Dietary habits, especially high intake of salt is a common practice which increases the risk of hypertension and other related ailments amongst the populace.

Use of pesticides for effective pest control and artificial agrochemicals used for higher growth rate of tea production has generated a lot of concern relating to public health and environmental pollution like water. If Arsenic content in water is found to be above the permissible limit (0.01 ppm) of WHO guideline value for drinking water, prolonged use of this water can lead to cancer and other chronic diseases. It is a matter of concern that amidst the pandemic, many other treatable but life threatening ailments are being overlooked.  People are avoiding visit to the healthcare centres in fear of getting infected with COVID19, and many are living without being diagnosed or treated for any ailment.

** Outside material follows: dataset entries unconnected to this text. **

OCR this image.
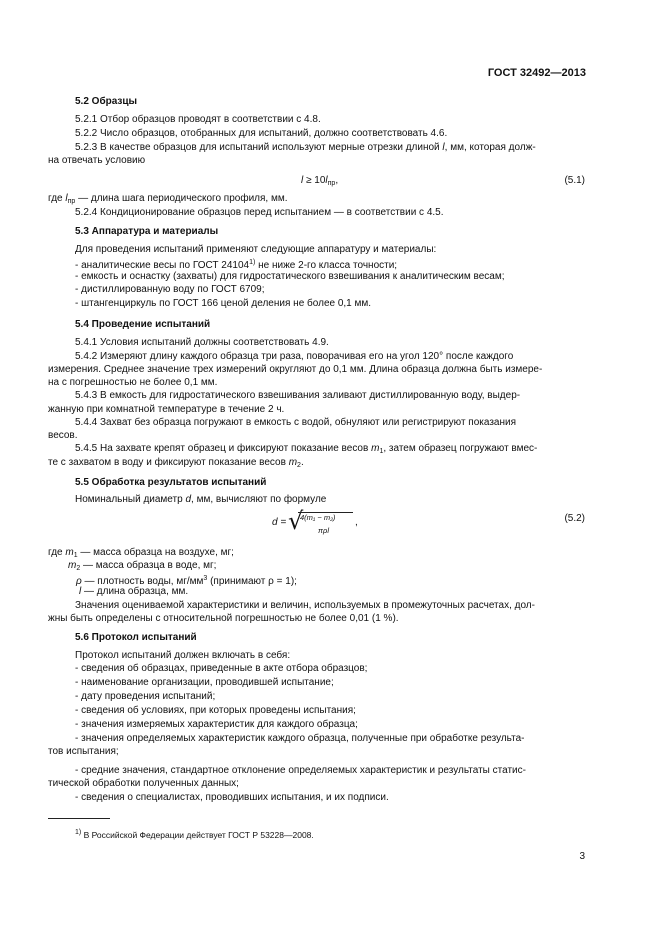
ГОСТ 32492—2013
5.2 Образцы
5.2.1 Отбор образцов проводят в соответствии с 4.8.
5.2.2 Число образцов, отобранных для испытаний, должно соответствовать 4.6.
5.2.3 В качестве образцов для испытаний используют мерные отрезки длиной l, мм, которая долж-
на отвечать условию
$l \ge 10l_{пр}$,	(5.1)
где $l_{пр}$ — длина шага периодического профиля, мм.
5.2.4 Кондиционирование образцов перед испытанием — в соответствии с 4.5.
5.3 Аппаратура и материалы
Для проведения испытаний применяют следующие аппаратуру и материалы:
- аналитические весы по ГОСТ 24104$^{1)}$ не ниже 2-го класса точности;
- емкость и оснастку (захваты) для гидростатического взвешивания к аналитическим весам;
- дистиллированную воду по ГОСТ 6709;
- штангенциркуль по ГОСТ 166 ценой деления не более 0,1 мм.
5.4 Проведение испытаний
5.4.1 Условия испытаний должны соответствовать 4.9.
5.4.2 Измеряют длину каждого образца три раза, поворачивая его на угол 120° после каждого
измерения. Среднее значение трех измерений округляют до 0,1 мм. Длина образца должна быть измере-
на с погрешностью не более 0,1 мм.
5.4.3 В емкость для гидростатического взвешивания заливают дистиллированную воду, выдер-
жанную при комнатной температуре в течение 2 ч.
5.4.4 Захват без образца погружают в емкость с водой, обнуляют или регистрируют показания
весов.
5.4.5 На захвате крепят образец и фиксируют показание весов $m_1$, затем образец погружают вмес-
те с захватом в воду и фиксируют показание весов $m_2$.
5.5 Обработка результатов испытаний
Номинальный диаметр d, мм, вычисляют по формуле
d = √
4(m₁ − m₂)
πρl
,	(5.2)
где $m_1$ — масса образца на воздухе, мг;
$m_2$ — масса образца в воде, мг;
ρ — плотность воды, $мг/мм^3$ (принимают ρ = 1);
l — длина образца, мм.
Значения оцениваемой характеристики и величин, используемых в промежуточных расчетах, дол-
жны быть определены с относительной погрешностью не более 0,01 (1 %).
5.6 Протокол испытаний
Протокол испытаний должен включать в себя:
- сведения об образцах, приведенные в акте отбора образцов;
- наименование организации, проводившей испытание;
- дату проведения испытаний;
- сведения об условиях, при которых проведены испытания;
- значения измеряемых характеристик для каждого образца;
- значения определяемых характеристик каждого образца, полученные при обработке результа-
тов испытания;
- средние значения, стандартное отклонение определяемых характеристик и результаты статис-
тической обработки полученных данных;
- сведения о специалистах, проводивших испытания, и их подписи.
$^{1)}$ В Российской Федерации действует ГОСТ Р 53228—2008.
3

To address this issue for the tea garden workers, both APPL and ACCF management decided to resume awareness and common NCDs - Oral Cancer, Breast Cancer, Cervical Cancer, Hypertension and Diabetes screening programme in the tea gardens while following all the COVID19 protocols strictly issued by the state health authorities.  Four teams were placed at Namrup TE - Dibrugarh, Bhelaguri TE - Jorhat, Letekujan TE - Golaghat, and Lamabari TE – Udalguri in the last week of June.  Till August 23, three teams completed the awareness and screening programme at Namrup TE, Lamabari TE and Bhelaguri TE. The fourth team is continuing with the screening at Letekujan TE. After completion at these gardens, the teams have moved to other tea gardens at Naharkutea TE in Dibrugarh district and Hatigarh TE in Udalguri district. ACCF's healthcare workers are presently camped in these locations and are conducting door to door visits for creating awareness on corona virus, cancers, and Government schemes for availing cashless treatment.

ACCF team has adapted a seamless follow-up mechanism for the suspected cases of non-communicable diseases and continuously guide them through the process of treatment. Suspected cases are sent for diagnosis and for further investigations to the nearest Medical College Hospital. Patient Navigators are placed at all Medical College Hospitals for navigating, counselling and follow-up of suspected cases.  If found positive, they are further referred for treatment and if required also directed to palliative care centres. After resumption of programme at these tea estates, ACCF team has screened approximately 4600 beneficiaries from these gardens.

After completion of screening at these locations, ACCF team will move to other APPL tea gardens and continue with this selfless service.

*International Research Journal of Social Sciences ISSN 2319–3565 Int. Res. J. Social Sci.